Sampling cadence

cadence (alias resolution) estimates the fundamental sampling step Δt of a time series. Real timestamps rarely arrive on a clean grid — they may have:

  • gaps at multiples of Δt (k·Δt),
  • jitter around the nominal step (Δt ± ε),
  • duplicates or out-of-order samples,
  • outliers (single huge gaps from dropouts),
  • type quirks (Dates.Period vs Float64 timestamps).
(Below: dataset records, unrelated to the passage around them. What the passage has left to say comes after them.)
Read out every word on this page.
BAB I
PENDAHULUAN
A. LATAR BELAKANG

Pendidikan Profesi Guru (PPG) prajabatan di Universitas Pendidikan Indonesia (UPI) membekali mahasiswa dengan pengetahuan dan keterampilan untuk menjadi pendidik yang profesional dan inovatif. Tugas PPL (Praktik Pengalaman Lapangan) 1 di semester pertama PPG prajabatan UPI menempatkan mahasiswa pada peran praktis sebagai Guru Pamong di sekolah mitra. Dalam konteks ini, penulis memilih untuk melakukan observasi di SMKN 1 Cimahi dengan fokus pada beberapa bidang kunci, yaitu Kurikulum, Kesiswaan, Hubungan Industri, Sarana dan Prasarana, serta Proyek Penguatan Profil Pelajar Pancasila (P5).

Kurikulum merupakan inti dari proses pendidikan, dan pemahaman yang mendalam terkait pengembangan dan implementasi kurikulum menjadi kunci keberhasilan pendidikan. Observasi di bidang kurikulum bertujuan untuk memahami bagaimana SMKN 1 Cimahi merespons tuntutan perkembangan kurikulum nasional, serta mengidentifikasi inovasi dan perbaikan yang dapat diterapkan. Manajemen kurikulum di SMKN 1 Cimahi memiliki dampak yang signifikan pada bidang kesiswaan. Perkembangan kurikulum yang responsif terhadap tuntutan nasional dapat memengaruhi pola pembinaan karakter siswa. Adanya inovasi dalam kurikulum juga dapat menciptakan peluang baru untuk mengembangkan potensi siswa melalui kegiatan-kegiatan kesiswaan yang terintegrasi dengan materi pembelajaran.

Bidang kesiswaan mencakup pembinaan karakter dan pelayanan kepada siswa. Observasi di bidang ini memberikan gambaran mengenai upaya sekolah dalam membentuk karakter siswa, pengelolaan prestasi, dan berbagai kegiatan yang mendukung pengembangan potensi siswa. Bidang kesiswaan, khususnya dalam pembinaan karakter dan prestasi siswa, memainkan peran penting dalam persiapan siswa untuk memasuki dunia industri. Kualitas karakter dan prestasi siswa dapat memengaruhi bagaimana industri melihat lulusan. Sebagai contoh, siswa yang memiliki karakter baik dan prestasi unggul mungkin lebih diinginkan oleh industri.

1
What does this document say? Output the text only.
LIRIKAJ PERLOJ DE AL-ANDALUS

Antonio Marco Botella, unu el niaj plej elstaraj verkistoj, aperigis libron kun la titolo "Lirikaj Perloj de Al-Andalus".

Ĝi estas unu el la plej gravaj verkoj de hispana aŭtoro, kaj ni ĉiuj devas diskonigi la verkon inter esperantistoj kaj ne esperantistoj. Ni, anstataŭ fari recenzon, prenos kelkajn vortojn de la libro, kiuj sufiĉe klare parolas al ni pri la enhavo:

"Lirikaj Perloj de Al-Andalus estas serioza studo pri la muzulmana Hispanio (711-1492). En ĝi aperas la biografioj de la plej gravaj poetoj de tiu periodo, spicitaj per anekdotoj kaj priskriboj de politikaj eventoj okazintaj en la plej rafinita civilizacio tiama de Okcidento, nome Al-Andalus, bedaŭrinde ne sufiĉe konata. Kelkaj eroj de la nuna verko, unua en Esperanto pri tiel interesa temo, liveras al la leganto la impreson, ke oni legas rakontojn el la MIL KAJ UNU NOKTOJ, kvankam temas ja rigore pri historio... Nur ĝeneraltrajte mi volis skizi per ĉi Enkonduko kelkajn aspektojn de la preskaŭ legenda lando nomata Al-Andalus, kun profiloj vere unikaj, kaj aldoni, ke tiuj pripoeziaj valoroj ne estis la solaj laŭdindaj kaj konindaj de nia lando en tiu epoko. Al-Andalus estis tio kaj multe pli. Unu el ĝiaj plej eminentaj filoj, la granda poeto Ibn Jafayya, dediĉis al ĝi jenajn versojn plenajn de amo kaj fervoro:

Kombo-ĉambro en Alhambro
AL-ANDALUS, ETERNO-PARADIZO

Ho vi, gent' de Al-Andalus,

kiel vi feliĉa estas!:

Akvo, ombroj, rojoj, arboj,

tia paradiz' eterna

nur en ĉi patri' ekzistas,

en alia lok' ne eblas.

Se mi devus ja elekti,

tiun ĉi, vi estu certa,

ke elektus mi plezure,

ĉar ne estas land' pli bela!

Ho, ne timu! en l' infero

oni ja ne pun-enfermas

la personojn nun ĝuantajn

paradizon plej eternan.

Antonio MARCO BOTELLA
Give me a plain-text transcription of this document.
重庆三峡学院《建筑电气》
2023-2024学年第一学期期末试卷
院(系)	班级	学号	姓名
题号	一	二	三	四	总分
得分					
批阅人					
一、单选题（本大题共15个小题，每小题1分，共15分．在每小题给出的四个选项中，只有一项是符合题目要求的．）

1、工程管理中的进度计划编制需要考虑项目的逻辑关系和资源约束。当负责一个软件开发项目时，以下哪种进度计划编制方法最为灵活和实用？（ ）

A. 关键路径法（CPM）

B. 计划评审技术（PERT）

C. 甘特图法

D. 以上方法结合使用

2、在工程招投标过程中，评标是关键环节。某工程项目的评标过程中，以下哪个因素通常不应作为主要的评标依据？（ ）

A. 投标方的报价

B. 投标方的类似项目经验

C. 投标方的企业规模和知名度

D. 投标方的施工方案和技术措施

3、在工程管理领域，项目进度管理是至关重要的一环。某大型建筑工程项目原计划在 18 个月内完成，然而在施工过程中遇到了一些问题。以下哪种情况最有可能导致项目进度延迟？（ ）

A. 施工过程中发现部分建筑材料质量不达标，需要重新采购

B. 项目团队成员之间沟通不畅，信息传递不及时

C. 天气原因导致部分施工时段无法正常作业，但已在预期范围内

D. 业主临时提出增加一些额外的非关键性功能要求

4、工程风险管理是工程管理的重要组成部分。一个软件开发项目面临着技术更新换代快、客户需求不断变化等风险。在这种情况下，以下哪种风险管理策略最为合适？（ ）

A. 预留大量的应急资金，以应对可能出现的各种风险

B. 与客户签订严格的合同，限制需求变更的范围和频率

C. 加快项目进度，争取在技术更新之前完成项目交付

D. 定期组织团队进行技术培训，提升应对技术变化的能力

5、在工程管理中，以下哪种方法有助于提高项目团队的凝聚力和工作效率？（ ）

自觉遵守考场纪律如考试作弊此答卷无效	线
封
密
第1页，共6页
A plain median(diff(t)) collapses on any of these once gaps dominate. The algorithm below recovers the true Δt instead.

Algorithm

  1. Diff and drop non-positive.
  2. IQR-trim the top tail (q75 + 3·IQR) to remove huge isolated gaps.
  3. Cluster sorted diffs with relative tolerance (cluster_rtol ≈ 5%), using the running mean as the center.
  4. Pick the smallest strong cluster — not the most populous. Gaps produce 2Δt, 3Δt, … peaks; the true Δt is the smallest dense one. "Strong" means count ≥ strong_frac · max_count and ≥ min_count.
  5. Refine: median of diffs within rtol of that center.
  6. Validate: count gaps (> 1.5·Δt) and non-integer-multiple intervals; warn when present (suppress with check = false).

Key choices

  • Two-tier rtol. Clustering tolerance (~5%) wider than precision tolerance — must absorb jitter but stay below 50% so 2Δt separates from Δt.
  • Median, not mean, for refinement — outlier-safe.
  • Smallest strong, not plurality. Under heavy dropout, 2Δt or 3Δt can outnumber Δt; plurality picks the wrong fundamental.

Example

using TimeseriesUtilities
using Dates

# Regular cadence with isolated burst gap (10 000× Δt)
t = vcat(Millisecond.(1:50), Millisecond.(10_001:10_050))
cadence(t; check = false)
1 millisecond
# Majority-gap dropout: only 3 of every 7 samples kept.
# Diffs are dominated by 3Δt, but the fundamental is still 1Δt.
kept = Millisecond.(vcat([[7k + 1, 7k + 2, 7k + 5] for k in 0:19]...))
cadence(kept; check = false)
1 millisecond
# ±3% jitter on 1 s cadence
t_jitter = (1:200) .+ 0.03 .* sin.(1:200)
cadence(t_jitter; check = false)
0.9999995664408345
TimeseriesUtilities.cadenceFunction
cadence(x; tol=2, rtol=exp10(-tol-1), check=true)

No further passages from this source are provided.